Family SMSF structures, which can be bloodline, blended or multigenerational, have become an elite specialisation and require an additional level of understanding from advisers, according to a sector expert.
I Love SMSF chief executive Grant Abbott told a webinar on family SMSFs today while most of the education advisers undertake is at a general Australian Qualifications Framework (AQF) level 6 accreditation, advising on family SMSF structures would require an AQF level 8 or 9 accreditation.
“If you’re a family SMSF adviser, you are now the elite of the elite,” Abbott said.
“You might know your SMSFs, but you certainly have to go to that next level to understand how that interplay between an SMSF and having multi-member funds and multigenerational funds play out.”
He also said advisers should treat family members as little member pods and should design different, customised investment strategies for each member, depending on their circumstances and life stages.
“If you’re running a pooled investment strategy, you simply say it’s a pooled investment strategy for the fund,” he noted.

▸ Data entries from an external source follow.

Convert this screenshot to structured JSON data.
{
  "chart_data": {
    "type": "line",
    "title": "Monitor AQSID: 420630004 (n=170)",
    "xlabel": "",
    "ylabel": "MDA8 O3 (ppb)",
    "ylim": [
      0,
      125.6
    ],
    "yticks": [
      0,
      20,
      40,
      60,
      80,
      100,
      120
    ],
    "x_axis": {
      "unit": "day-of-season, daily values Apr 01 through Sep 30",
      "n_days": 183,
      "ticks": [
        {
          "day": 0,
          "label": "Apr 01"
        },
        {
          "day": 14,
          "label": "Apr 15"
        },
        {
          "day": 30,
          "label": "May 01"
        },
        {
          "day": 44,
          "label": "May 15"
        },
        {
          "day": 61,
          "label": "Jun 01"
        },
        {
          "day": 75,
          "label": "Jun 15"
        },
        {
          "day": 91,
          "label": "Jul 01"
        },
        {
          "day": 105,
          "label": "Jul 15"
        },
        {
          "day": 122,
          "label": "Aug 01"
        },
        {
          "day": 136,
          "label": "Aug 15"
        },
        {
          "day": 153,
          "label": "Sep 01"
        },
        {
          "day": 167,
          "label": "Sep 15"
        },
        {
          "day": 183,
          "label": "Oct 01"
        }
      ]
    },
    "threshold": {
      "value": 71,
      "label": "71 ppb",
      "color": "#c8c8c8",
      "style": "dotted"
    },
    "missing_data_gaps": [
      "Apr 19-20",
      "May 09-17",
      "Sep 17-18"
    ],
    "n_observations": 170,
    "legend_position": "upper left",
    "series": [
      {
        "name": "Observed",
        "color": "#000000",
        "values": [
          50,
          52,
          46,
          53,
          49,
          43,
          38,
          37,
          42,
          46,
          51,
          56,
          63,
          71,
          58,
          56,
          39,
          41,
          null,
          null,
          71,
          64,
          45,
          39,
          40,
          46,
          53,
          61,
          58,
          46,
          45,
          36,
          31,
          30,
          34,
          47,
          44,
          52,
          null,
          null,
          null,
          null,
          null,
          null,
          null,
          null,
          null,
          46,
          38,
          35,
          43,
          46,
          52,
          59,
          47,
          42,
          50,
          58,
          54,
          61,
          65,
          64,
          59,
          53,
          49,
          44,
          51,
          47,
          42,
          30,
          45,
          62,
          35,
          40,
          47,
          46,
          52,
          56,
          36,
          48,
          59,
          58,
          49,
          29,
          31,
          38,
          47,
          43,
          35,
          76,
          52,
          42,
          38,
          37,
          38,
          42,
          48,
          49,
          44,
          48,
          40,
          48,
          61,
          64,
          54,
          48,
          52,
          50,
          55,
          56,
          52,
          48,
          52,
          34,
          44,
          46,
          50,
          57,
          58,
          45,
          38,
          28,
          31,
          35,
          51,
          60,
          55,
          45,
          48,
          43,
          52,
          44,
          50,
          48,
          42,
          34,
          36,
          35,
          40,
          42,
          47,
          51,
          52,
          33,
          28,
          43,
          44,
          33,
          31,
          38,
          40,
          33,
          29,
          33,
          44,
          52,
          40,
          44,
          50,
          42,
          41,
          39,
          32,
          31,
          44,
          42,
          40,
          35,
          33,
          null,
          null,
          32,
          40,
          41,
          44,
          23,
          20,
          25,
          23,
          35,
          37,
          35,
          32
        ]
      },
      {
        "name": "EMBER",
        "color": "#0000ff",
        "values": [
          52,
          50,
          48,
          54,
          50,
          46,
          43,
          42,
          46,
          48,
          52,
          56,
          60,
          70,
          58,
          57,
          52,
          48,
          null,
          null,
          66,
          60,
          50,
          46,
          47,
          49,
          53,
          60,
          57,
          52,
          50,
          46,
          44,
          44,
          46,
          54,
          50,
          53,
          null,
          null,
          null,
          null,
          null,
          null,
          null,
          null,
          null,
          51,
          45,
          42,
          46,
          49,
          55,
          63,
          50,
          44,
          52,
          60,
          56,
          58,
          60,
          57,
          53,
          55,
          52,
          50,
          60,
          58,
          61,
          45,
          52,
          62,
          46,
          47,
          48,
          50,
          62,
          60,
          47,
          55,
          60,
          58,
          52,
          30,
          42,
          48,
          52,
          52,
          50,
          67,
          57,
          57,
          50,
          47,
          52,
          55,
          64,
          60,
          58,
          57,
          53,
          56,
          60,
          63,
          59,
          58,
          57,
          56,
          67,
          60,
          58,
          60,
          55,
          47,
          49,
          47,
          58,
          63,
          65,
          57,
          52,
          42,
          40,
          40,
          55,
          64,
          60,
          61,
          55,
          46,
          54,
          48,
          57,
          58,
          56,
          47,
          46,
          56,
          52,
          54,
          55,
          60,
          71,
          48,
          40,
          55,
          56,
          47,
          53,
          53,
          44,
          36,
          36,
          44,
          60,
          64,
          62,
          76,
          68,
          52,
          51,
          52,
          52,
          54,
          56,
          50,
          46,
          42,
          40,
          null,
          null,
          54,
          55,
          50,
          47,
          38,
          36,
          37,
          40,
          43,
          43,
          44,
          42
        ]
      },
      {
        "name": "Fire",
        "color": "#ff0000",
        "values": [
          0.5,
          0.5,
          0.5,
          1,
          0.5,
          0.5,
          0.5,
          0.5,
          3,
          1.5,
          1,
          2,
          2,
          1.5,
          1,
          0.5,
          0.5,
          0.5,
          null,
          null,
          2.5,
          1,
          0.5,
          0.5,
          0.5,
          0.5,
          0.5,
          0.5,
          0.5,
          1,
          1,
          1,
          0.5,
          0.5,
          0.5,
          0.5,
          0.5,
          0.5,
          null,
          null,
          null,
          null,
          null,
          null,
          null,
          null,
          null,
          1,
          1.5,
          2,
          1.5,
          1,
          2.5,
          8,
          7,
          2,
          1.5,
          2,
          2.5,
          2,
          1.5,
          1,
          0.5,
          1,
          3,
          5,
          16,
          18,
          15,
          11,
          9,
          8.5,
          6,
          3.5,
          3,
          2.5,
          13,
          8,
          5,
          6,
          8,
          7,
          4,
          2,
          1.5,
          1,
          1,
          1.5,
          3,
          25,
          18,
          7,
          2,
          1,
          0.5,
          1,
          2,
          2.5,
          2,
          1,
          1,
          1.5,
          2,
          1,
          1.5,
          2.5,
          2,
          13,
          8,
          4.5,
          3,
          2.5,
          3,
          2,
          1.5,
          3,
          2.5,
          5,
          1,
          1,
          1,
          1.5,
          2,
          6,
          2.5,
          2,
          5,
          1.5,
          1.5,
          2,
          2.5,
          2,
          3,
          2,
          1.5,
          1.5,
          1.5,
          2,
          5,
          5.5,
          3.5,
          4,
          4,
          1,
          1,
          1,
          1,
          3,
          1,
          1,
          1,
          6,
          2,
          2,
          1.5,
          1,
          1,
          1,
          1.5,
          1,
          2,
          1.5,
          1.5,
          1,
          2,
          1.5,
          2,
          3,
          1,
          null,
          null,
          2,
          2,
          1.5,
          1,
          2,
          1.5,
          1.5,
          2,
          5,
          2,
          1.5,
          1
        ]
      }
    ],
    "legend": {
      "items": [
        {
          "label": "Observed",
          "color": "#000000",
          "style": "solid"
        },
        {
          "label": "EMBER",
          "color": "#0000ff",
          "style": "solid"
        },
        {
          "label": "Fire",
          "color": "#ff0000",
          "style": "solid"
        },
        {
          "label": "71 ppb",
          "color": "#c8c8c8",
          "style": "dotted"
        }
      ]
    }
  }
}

“But that doesn’t make sense because if we’ve got multigenerational members, even for a member themselves who are pension members who have got an account-based pension and a retirement accumulation account because they’re over their transfer balance accounts, you shouldn’t be running the same investment strategy.”
He also warned if documents such as wills, binding death benefit nominations, deeds and enduring powers of attorney sit outside the family SMSF, there is a possibility of that becoming an issue.
“What we’re going to do is we’re bringing everything in together in this family [SMSF],” he said.